To our knowledge, the present study is among the first to examine the effects of exercise on both postprandial lipemia and inflammation using an exercise duration and intensity that reflect current physical activity guidelines. However, certain considerations should be made when drawing conclusions from the current data. First, partial replacement of the exercise-induced energy deficit (via standard small snack consumption before leaving the laboratory) may have diminished the lipid-lowering effects of the exercise sessions. This post-exercise energy replacement may explain why there was no significant blunting of postprandial lipemia in either exercise trial [
35‐
37]. However, in our opinion consumption of a small snack after the exercise sessions was realistic and reflective of true-to-life behavior. We do acknowledge that the composition of the food item used to replace exercise-induced energy expenditure can have substantial effects on the degree to which the lipid-lowering effects of exercise are negated [
51]. Our utilization of a Little Debbie Swiss Roll as a post-exercise snack could have produced effects on postprandial lipemia that may be different from other food items, such as a post-exercise protein shake, and this should be considered when interpreting our results. We assert that our usage of a highly-processed snack as a means of replacing post-exercise energy expenditure coincides with the Western-based test meal, as well as the notion that our studied population (overweight, insufficiently active individuals) may be more likely to consume such a snack compared to a protein shake or something similar.
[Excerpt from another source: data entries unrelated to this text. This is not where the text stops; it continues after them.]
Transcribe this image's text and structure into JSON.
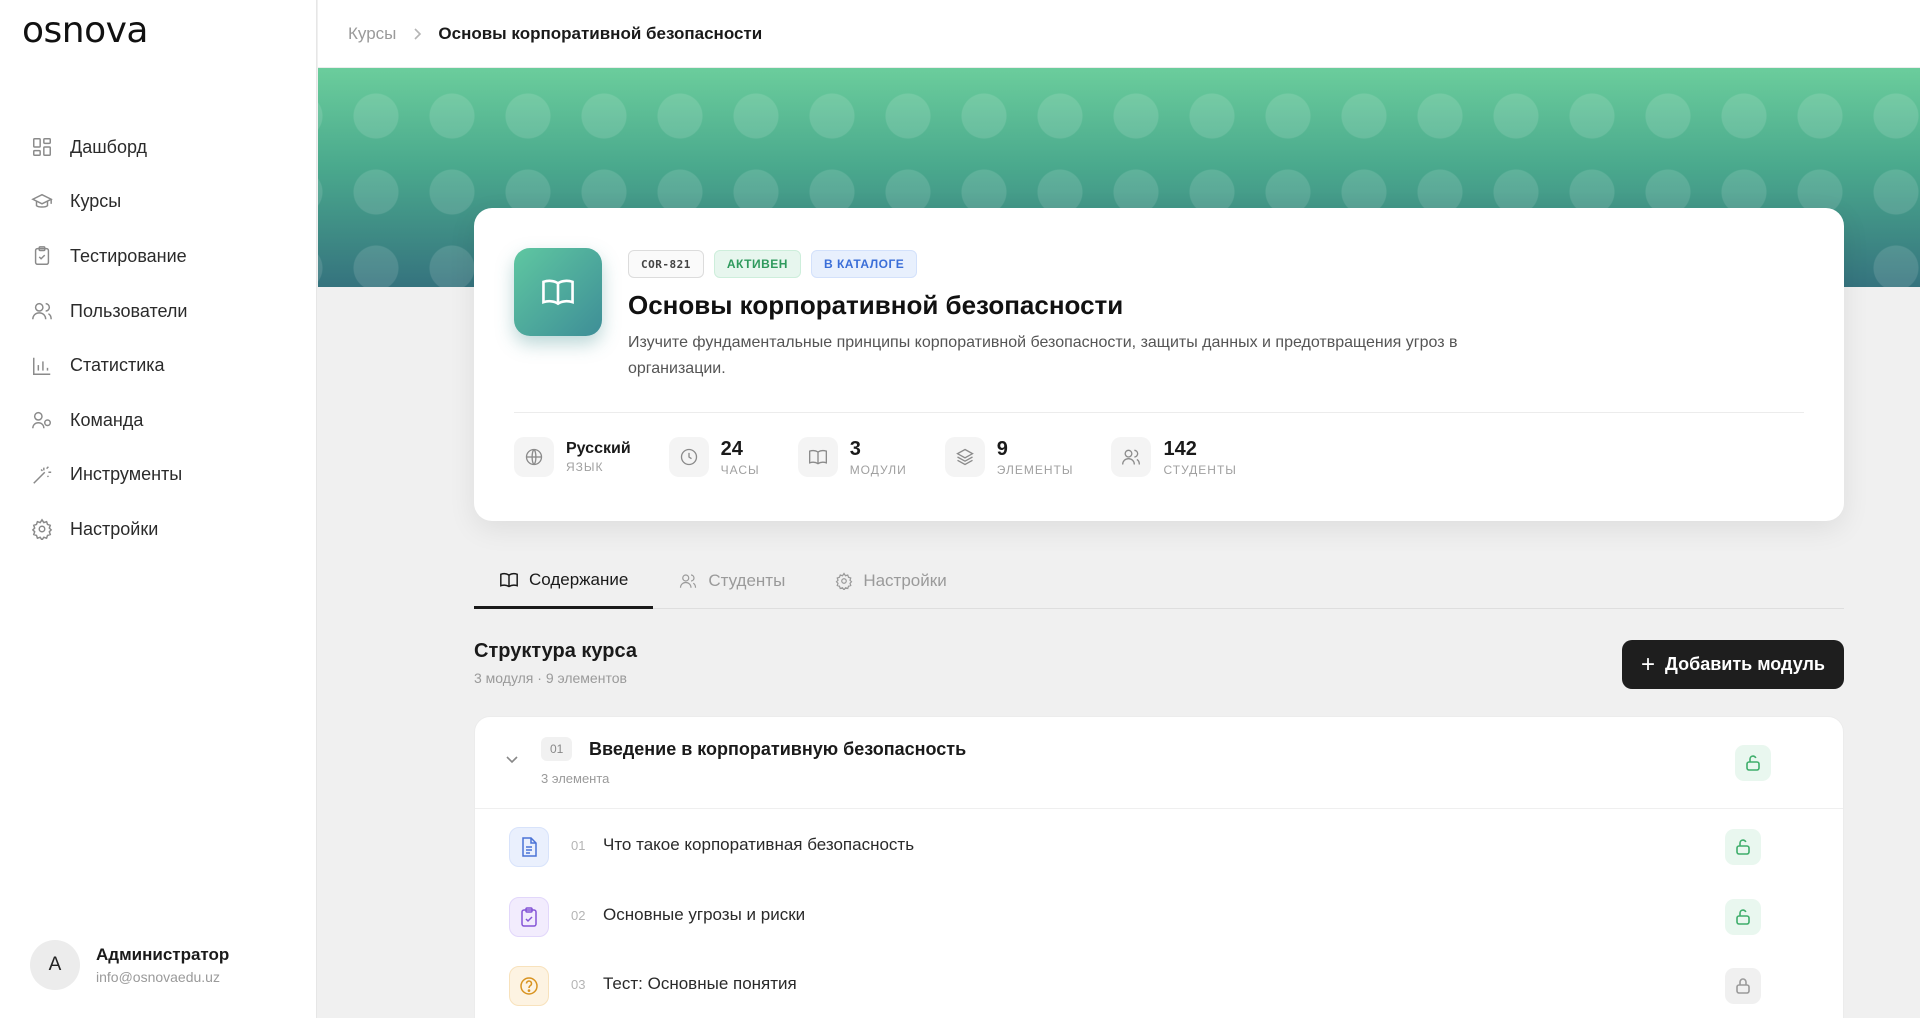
{
  "app": {
    "logo": "osnova"
  },
  "sidebar": {
    "items": [
      {
        "label": "Дашборд",
        "icon": "dashboard-icon"
      },
      {
        "label": "Курсы",
        "icon": "graduation-cap-icon"
      },
      {
        "label": "Тестирование",
        "icon": "clipboard-check-icon"
      },
      {
        "label": "Пользователи",
        "icon": "users-icon"
      },
      {
        "label": "Статистика",
        "icon": "bar-chart-icon"
      },
      {
        "label": "Команда",
        "icon": "team-icon"
      },
      {
        "label": "Инструменты",
        "icon": "magic-wand-icon"
      },
      {
        "label": "Настройки",
        "icon": "gear-icon"
      }
    ],
    "user": {
      "initial": "A",
      "name": "Администратор",
      "email": "info@osnovaedu.uz"
    }
  },
  "breadcrumb": {
    "parent": "Курсы",
    "current": "Основы корпоративной безопасности"
  },
  "course": {
    "code": "COR-821",
    "status_badge": "АКТИВЕН",
    "catalog_badge": "В КАТАЛОГЕ",
    "title": "Основы корпоративной безопасности",
    "description": "Изучите фундаментальные принципы корпоративной безопасности, защиты данных и предотвращения угроз в организации.",
    "stats": [
      {
        "value": "Русский",
        "label": "ЯЗЫК",
        "icon": "globe-icon"
      },
      {
        "value": "24",
        "label": "ЧАСЫ",
        "icon": "clock-icon"
      },
      {
        "value": "3",
        "label": "МОДУЛИ",
        "icon": "book-icon"
      },
      {
        "value": "9",
        "label": "ЭЛЕМЕНТЫ",
        "icon": "layers-icon"
      },
      {
        "value": "142",
        "label": "СТУДЕНТЫ",
        "icon": "users-icon"
      }
    ]
  },
  "tabs": [
    {
      "label": "Содержание",
      "icon": "book-icon",
      "active": true
    },
    {
      "label": "Студенты",
      "icon": "users-icon",
      "active": false
    },
    {
      "label": "Настройки",
      "icon": "gear-icon",
      "active": false
    }
  ],
  "structure": {
    "title": "Структура курса",
    "subtitle": "3 модуля · 9 элементов",
    "add_button": "Добавить модуль"
  },
  "module": {
    "number": "01",
    "title": "Введение в корпоративную безопасность",
    "count": "3 элемента",
    "items": [
      {
        "number": "01",
        "title": "Что такое корпоративная безопасность",
        "type": "document",
        "lock": "unlocked"
      },
      {
        "number": "02",
        "title": "Основные угрозы и риски",
        "type": "assignment",
        "lock": "unlocked"
      },
      {
        "number": "03",
        "title": "Тест: Основные понятия",
        "type": "quiz",
        "lock": "locked"
      }
    ]
  },
  "colors": {
    "accent_dark": "#1e1e1e",
    "active_green": "#2f9a5d",
    "catalog_blue": "#3a6ed8",
    "hero_top": "#6bcd9c",
    "hero_bottom": "#35737e"
  }
}
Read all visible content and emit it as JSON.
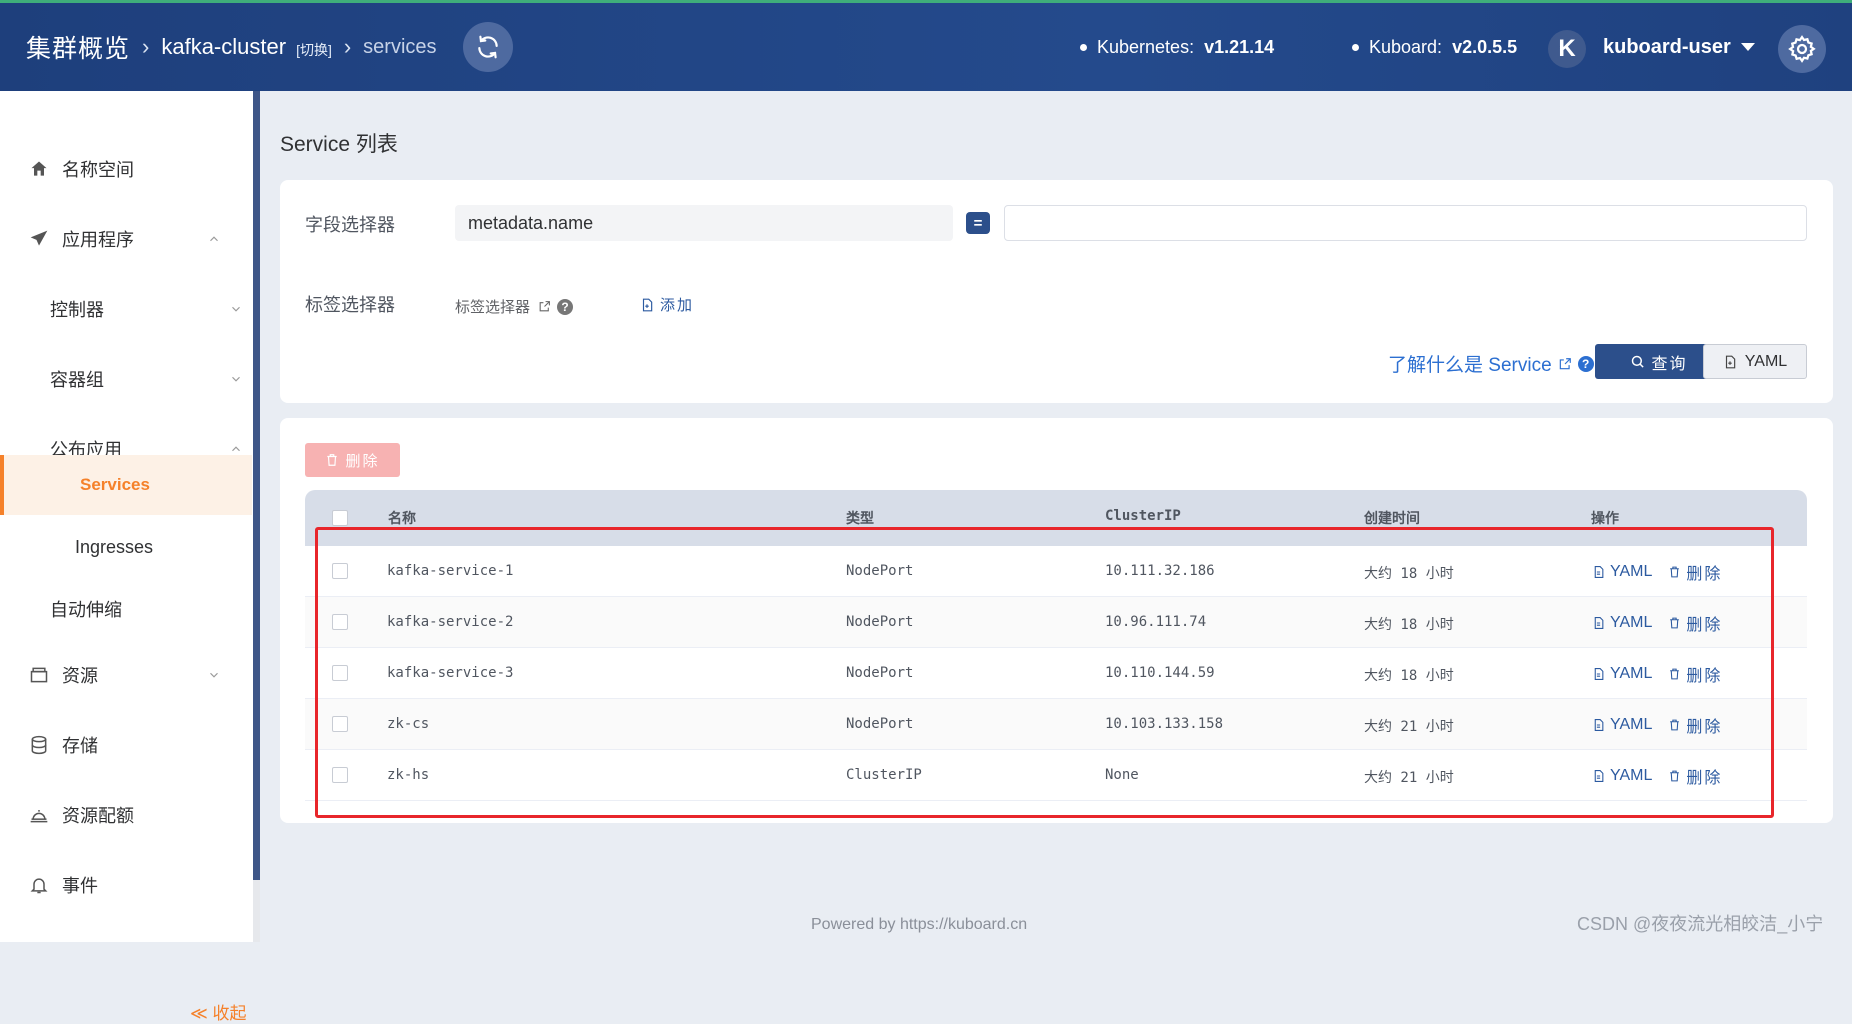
{
  "header": {
    "breadcrumb_home": "集群概览",
    "cluster_name": "kafka-cluster",
    "switch_label": "[切换]",
    "current_page": "services",
    "kubernetes_label": "Kubernetes:",
    "kubernetes_version": "v1.21.14",
    "kuboard_label": "Kuboard:",
    "kuboard_version": "v2.0.5.5",
    "avatar_letter": "K",
    "username": "kuboard-user"
  },
  "sidebar": {
    "items": [
      {
        "label": "名称空间",
        "icon": "home-icon"
      },
      {
        "label": "应用程序",
        "icon": "paper-plane-icon"
      },
      {
        "label": "控制器"
      },
      {
        "label": "容器组"
      },
      {
        "label": "公布应用"
      },
      {
        "label": "Services"
      },
      {
        "label": "Ingresses"
      },
      {
        "label": "自动伸缩"
      },
      {
        "label": "资源",
        "icon": "inbox-icon"
      },
      {
        "label": "存储",
        "icon": "database-icon"
      },
      {
        "label": "资源配额",
        "icon": "cloche-icon"
      },
      {
        "label": "事件",
        "icon": "bell-icon"
      }
    ],
    "collapse_label": "≪ 收起"
  },
  "main": {
    "title": "Service 列表",
    "filter": {
      "field_selector_label": "字段选择器",
      "field_value": "metadata.name",
      "operator": "=",
      "label_selector_label": "标签选择器",
      "label_selector_link": "标签选择器",
      "add_label": "添加",
      "learn_link": "了解什么是 Service",
      "query_button": "查询",
      "yaml_button": "YAML"
    },
    "delete_button": "删除",
    "table": {
      "columns": [
        "名称",
        "类型",
        "ClusterIP",
        "创建时间",
        "操作"
      ],
      "rows": [
        {
          "name": "kafka-service-1",
          "type": "NodePort",
          "cluster_ip": "10.111.32.186",
          "created": "大约 18 小时"
        },
        {
          "name": "kafka-service-2",
          "type": "NodePort",
          "cluster_ip": "10.96.111.74",
          "created": "大约 18 小时"
        },
        {
          "name": "kafka-service-3",
          "type": "NodePort",
          "cluster_ip": "10.110.144.59",
          "created": "大约 18 小时"
        },
        {
          "name": "zk-cs",
          "type": "NodePort",
          "cluster_ip": "10.103.133.158",
          "created": "大约 21 小时"
        },
        {
          "name": "zk-hs",
          "type": "ClusterIP",
          "cluster_ip": "None",
          "created": "大约 21 小时"
        }
      ],
      "op_yaml": "YAML",
      "op_delete": "删除"
    }
  },
  "footer": {
    "powered_by": "Powered by https://kuboard.cn"
  },
  "watermark": "CSDN @夜夜流光相皎洁_小宁",
  "colors": {
    "header_bg": "#244a8c",
    "accent_orange": "#f5812a",
    "primary_blue": "#2c4f8b",
    "highlight_red": "#e8262b"
  }
}
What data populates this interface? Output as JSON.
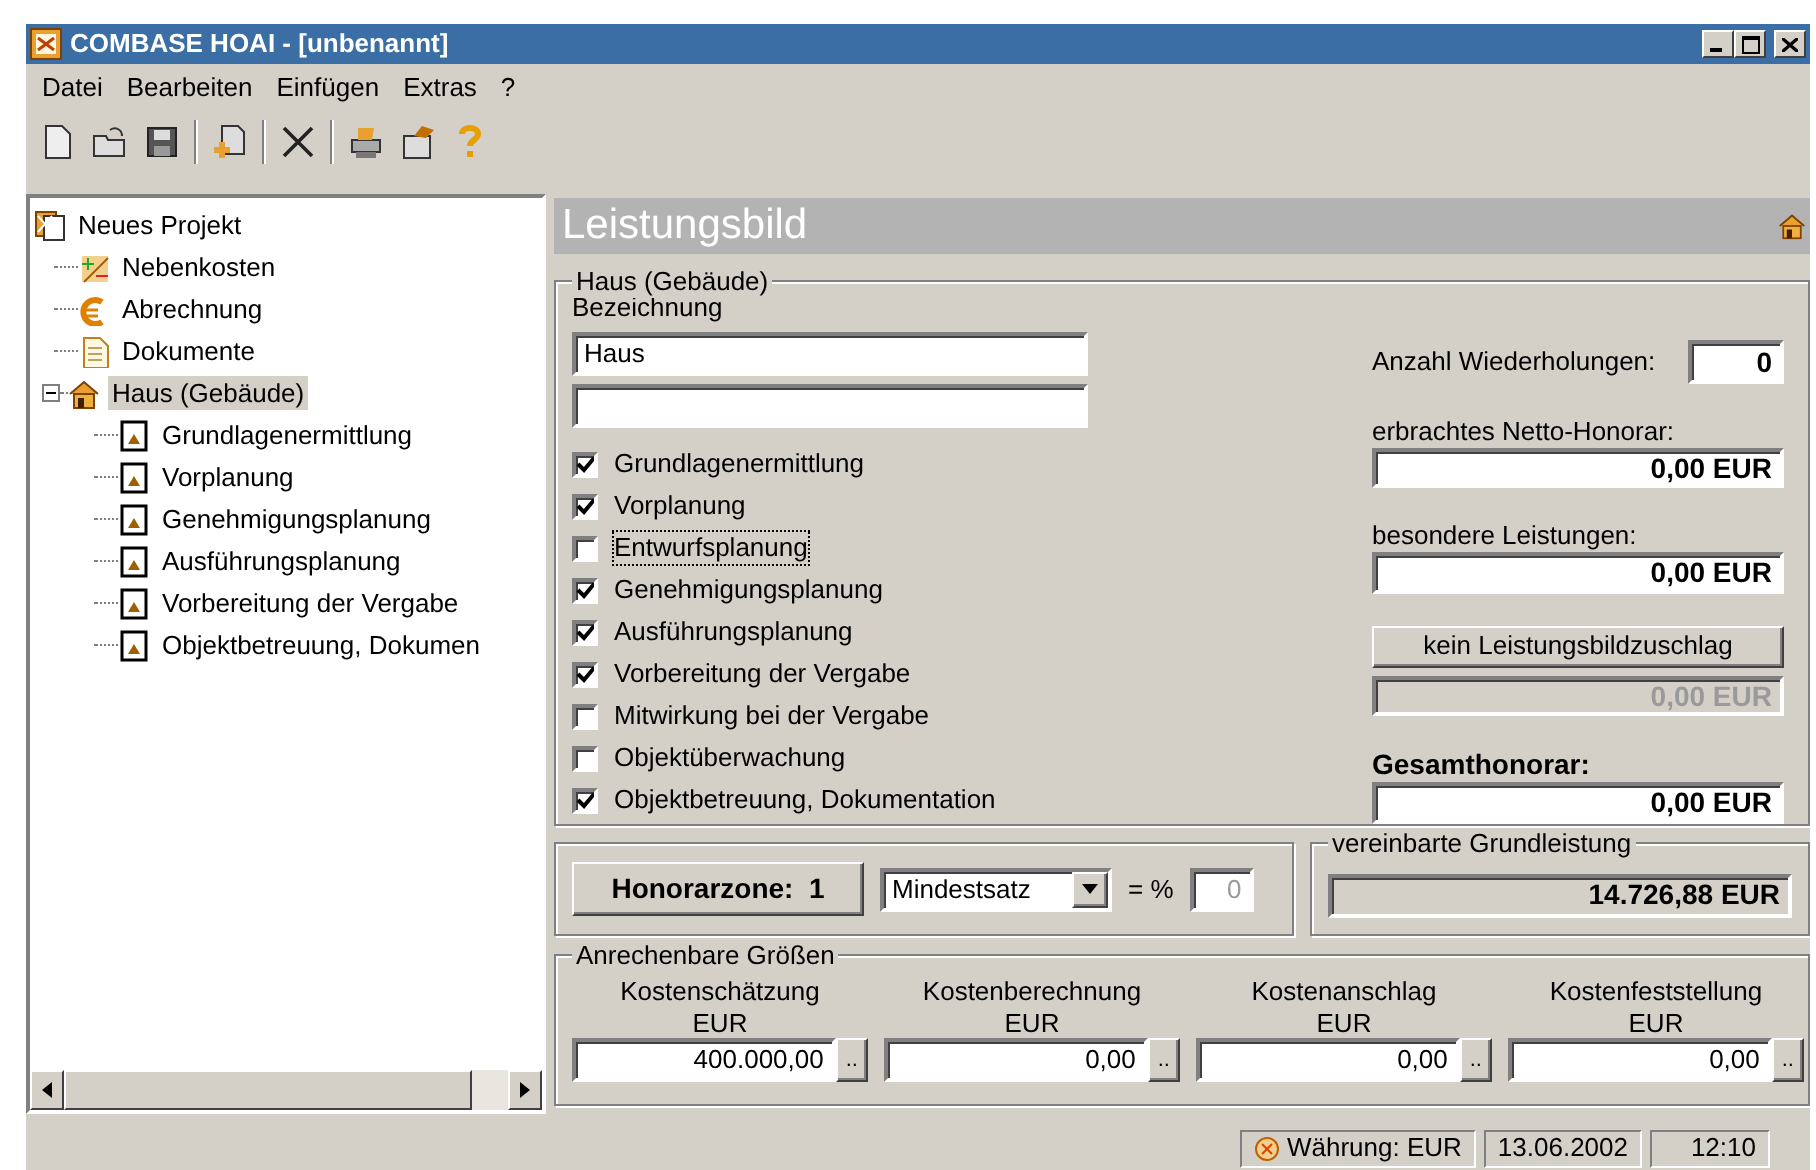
{
  "window": {
    "title": "COMBASE HOAI - [unbenannt]"
  },
  "menu": [
    "Datei",
    "Bearbeiten",
    "Einfügen",
    "Extras",
    "?"
  ],
  "tree": {
    "items": [
      {
        "label": "Neues Projekt",
        "kind": "project",
        "selected": false,
        "children": [
          {
            "label": "Nebenkosten",
            "kind": "costs",
            "selected": false
          },
          {
            "label": "Abrechnung",
            "kind": "billing",
            "selected": false
          },
          {
            "label": "Dokumente",
            "kind": "documents",
            "selected": false
          },
          {
            "label": "Haus (Gebäude)",
            "kind": "building",
            "selected": true,
            "expanded": true,
            "children": [
              {
                "label": "Grundlagenermittlung",
                "kind": "phase",
                "selected": false
              },
              {
                "label": "Vorplanung",
                "kind": "phase",
                "selected": false
              },
              {
                "label": "Genehmigungsplanung",
                "kind": "phase",
                "selected": false
              },
              {
                "label": "Ausführungsplanung",
                "kind": "phase",
                "selected": false
              },
              {
                "label": "Vorbereitung der Vergabe",
                "kind": "phase",
                "selected": false
              },
              {
                "label": "Objektbetreuung, Dokumen",
                "kind": "phase",
                "selected": false
              }
            ]
          }
        ]
      }
    ]
  },
  "panel": {
    "title": "Leistungsbild",
    "group": {
      "legend": "Haus (Gebäude)",
      "name_label": "Bezeichnung",
      "name_value": "Haus",
      "phases": [
        {
          "label": "Grundlagenermittlung",
          "checked": true,
          "focused": false
        },
        {
          "label": "Vorplanung",
          "checked": true,
          "focused": false
        },
        {
          "label": "Entwurfsplanung",
          "checked": false,
          "focused": true
        },
        {
          "label": "Genehmigungsplanung",
          "checked": true,
          "focused": false
        },
        {
          "label": "Ausführungsplanung",
          "checked": true,
          "focused": false
        },
        {
          "label": "Vorbereitung der Vergabe",
          "checked": true,
          "focused": false
        },
        {
          "label": "Mitwirkung bei der Vergabe",
          "checked": false,
          "focused": false
        },
        {
          "label": "Objektüberwachung",
          "checked": false,
          "focused": false
        },
        {
          "label": "Objektbetreuung, Dokumentation",
          "checked": true,
          "focused": false
        }
      ],
      "repeats": {
        "label": "Anzahl Wiederholungen:",
        "value": "0"
      },
      "net_fee": {
        "label": "erbrachtes Netto-Honorar:",
        "value": "0,00 EUR"
      },
      "special": {
        "label": "besondere Leistungen:",
        "value": "0,00 EUR"
      },
      "surcharge": {
        "button": "kein Leistungsbildzuschlag",
        "value": "0,00 EUR",
        "disabled": true
      },
      "total": {
        "label": "Gesamthonorar:",
        "value": "0,00 EUR"
      }
    },
    "zone": {
      "button": "Honorarzone:  1",
      "rate": "Mindestsatz",
      "percent_label": "= %",
      "percent_value": "0",
      "percent_disabled": true
    },
    "basic": {
      "legend": "vereinbarte Grundleistung",
      "value": "14.726,88 EUR"
    },
    "costs": {
      "legend": "Anrechenbare Größen",
      "columns": [
        {
          "label": "Kostenschätzung",
          "unit": "EUR",
          "value": "400.000,00",
          "button": ".."
        },
        {
          "label": "Kostenberechnung",
          "unit": "EUR",
          "value": "0,00",
          "button": ".."
        },
        {
          "label": "Kostenanschlag",
          "unit": "EUR",
          "value": "0,00",
          "button": ".."
        },
        {
          "label": "Kostenfeststellung",
          "unit": "EUR",
          "value": "0,00",
          "button": ".."
        }
      ]
    }
  },
  "status_bar": {
    "currency": "Währung: EUR",
    "date": "13.06.2002",
    "time": "12:10"
  }
}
In addition, without a significant effect of exercise on postprandial lipemia, we could not effectively evaluate the association between postprandial changes in triglycerides and inflammation, weakening our ability to support or reject our third hypothesis that there would be a correlation between the postprandial lipemic and systemic inflammatory responses to the high-fat meal. Next, as the test meal was comprised of ice cream and whipping cream, the findings of the present study cannot be extrapolated to other meals with differing macronutrient distribution or nutrient content. Similarly, the test meal was quite large (~1120 kcal), and may not necessarily have been reflective of daily, habitual food intake. Finally, the issue of sample size needs to be addressed. While there were qualitative improvements in the lipemic response during the EX-60 condition compared to CON and EX-30, we did not find any significant statistical differences. It could be suspected that the present investigation was simply under-powered to detect trial differences. However, a
post-hoc power analysis based on differences between CON and EX-60 (for both AUC-tot and AUC-inc) revealed that an additional 20 participants (32 total) would need to be recruited to the study in order to sufficiently detect trial differences and reject the null hypothesis. The effect size (Cohen’s
d) for CON vs EX-60 in terms of AUC-tot and AUC-inc lipemic responses were 0.51 and 0.50, respectively, reflecting a moderate effect. Thus, despite a potential lipid-lowering effect of exercise, it is unlikely that the present study was merely underpowered, but rather this issue highlights the ability of post-exercise (partial) caloric replacement to negate the lipid-lowering effects of acute exercise.